Step by Step
1
Prepare Your Workspace and Tools
Ensure your cutting board is clean and stable. Sharpen your sashimi knife (yanagiba or a very sharp chef's knife) to a razor's edge. Prepare a bowl of ice water with a clean cloth to wipe your knife between slices.
⏱ 5 min
2
Clean and Dry the Fish Fillets
Gently rinse the sashimi-grade fish fillets under cold running water and thoroughly pat them dry with paper towels. Remove any remaining bones or skin if present. Keep the fish chilled until ready to slice.
⏱ 3 min
3
Slice the Tuna (Maguro)
Place the tuna fillet on the cutting board. Using a single, long, swift stroke with your knife, slice the tuna against the grain into uniform pieces, about 1/4 inch thick.
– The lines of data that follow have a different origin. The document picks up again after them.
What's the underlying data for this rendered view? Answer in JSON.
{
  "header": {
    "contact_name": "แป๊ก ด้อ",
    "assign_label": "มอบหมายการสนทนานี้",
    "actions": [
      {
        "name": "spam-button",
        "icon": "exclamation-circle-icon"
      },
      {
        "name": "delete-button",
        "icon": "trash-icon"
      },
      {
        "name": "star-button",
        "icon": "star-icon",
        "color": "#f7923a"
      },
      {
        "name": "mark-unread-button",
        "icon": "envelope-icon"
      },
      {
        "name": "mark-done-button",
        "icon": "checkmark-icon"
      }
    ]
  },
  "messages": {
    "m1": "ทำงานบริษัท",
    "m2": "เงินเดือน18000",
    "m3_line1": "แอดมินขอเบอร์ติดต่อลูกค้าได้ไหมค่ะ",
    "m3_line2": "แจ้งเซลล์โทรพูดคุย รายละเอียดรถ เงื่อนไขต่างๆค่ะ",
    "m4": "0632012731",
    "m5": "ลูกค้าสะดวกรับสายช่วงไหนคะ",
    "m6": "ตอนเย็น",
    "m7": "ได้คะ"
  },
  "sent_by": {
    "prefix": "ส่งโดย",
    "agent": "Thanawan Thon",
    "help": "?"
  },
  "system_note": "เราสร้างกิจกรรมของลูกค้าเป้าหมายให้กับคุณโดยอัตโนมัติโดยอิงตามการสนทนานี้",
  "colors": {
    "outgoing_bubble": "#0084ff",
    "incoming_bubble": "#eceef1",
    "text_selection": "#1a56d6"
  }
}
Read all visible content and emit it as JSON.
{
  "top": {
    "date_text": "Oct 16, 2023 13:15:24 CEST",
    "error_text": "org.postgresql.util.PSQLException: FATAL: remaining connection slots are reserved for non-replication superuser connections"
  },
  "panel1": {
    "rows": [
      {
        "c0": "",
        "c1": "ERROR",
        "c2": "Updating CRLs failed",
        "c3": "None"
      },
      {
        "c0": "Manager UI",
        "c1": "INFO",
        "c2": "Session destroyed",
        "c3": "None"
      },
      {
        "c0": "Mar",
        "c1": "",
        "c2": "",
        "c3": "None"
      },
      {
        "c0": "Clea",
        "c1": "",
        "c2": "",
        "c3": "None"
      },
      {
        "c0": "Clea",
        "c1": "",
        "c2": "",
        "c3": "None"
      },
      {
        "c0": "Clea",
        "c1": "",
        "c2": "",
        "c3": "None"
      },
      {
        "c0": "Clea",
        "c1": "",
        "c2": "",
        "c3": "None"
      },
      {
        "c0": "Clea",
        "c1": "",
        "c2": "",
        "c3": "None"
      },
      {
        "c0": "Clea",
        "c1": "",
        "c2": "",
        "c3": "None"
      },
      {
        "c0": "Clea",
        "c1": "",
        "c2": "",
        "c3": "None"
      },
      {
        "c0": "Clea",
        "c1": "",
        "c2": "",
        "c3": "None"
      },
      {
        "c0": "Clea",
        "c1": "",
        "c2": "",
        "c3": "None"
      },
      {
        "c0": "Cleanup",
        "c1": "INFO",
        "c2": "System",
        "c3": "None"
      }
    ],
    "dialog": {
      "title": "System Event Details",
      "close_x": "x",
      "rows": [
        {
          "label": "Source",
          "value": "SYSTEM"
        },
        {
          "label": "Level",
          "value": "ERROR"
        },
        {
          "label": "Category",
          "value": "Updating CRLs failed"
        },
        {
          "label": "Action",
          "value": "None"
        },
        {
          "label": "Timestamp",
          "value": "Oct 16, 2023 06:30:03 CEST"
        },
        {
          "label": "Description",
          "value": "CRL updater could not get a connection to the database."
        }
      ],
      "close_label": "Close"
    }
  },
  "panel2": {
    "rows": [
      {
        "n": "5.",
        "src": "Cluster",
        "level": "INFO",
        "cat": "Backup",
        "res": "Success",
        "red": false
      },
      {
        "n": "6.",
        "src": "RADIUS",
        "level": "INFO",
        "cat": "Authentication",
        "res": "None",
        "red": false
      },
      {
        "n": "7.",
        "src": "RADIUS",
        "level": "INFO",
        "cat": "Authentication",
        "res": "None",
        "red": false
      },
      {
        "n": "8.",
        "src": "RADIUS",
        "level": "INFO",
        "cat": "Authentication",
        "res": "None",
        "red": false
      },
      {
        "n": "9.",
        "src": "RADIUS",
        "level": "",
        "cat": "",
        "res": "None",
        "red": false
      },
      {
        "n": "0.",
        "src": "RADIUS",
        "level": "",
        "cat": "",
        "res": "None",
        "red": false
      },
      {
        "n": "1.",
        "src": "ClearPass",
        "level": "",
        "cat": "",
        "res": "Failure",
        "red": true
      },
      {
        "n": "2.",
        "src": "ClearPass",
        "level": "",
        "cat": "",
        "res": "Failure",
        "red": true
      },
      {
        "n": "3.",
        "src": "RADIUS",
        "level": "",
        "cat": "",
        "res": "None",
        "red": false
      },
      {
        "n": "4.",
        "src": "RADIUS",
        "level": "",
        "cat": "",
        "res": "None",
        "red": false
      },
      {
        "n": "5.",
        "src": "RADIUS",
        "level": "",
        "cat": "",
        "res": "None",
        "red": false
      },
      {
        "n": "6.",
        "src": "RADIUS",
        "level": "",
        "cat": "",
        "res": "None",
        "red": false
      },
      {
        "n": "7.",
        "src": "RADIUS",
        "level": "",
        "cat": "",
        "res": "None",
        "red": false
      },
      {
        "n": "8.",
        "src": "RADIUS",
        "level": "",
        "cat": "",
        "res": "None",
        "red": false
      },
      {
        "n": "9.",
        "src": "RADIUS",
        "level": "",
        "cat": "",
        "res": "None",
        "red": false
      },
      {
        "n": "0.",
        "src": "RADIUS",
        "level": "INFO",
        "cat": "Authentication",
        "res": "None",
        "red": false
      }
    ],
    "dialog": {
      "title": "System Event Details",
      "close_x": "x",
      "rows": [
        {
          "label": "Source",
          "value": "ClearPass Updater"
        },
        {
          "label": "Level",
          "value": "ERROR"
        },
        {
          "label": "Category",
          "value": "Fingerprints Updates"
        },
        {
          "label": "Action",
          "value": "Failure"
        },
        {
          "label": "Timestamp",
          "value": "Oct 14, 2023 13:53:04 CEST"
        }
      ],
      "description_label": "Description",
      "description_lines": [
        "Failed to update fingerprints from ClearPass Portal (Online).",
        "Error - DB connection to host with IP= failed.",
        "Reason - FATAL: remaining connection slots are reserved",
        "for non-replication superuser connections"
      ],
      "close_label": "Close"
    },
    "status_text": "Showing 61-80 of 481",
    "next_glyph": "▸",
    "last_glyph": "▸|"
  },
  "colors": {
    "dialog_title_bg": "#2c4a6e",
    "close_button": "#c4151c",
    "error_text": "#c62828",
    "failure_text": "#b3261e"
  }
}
Aim for clean, smooth cuts without sawing motions. Wipe your knife after each slice.
⏱ 4 min
4
Slice Salmon, Yellowtail, and Scallops
Repeat the slicing technique for the salmon and yellowtail, aiming for similar thickness and consistency. For scallops, you can slice them horizontally into 2-3 discs or serve them whole, depending on their size.
⏱ 4 min
5
Arrange the Sashimi Artfully
Chill your serving platter before arranging. Begin placing the sliced sashimi on the platter, varying colors and textures for a visually appealing presentation. Arrange in an omakase style, meaning a chef's choice or artistic presentation, often with height and depth.
⏱ 3 min
6
Garnish and Serve
Garnish the platter with a mound of finely julienned daikon radish, fresh shiso leaves, and lemon wedges. Serve immediately with small bowls of soy sauce, freshly grated wasabi, and pickled ginger on the side for individual dipping.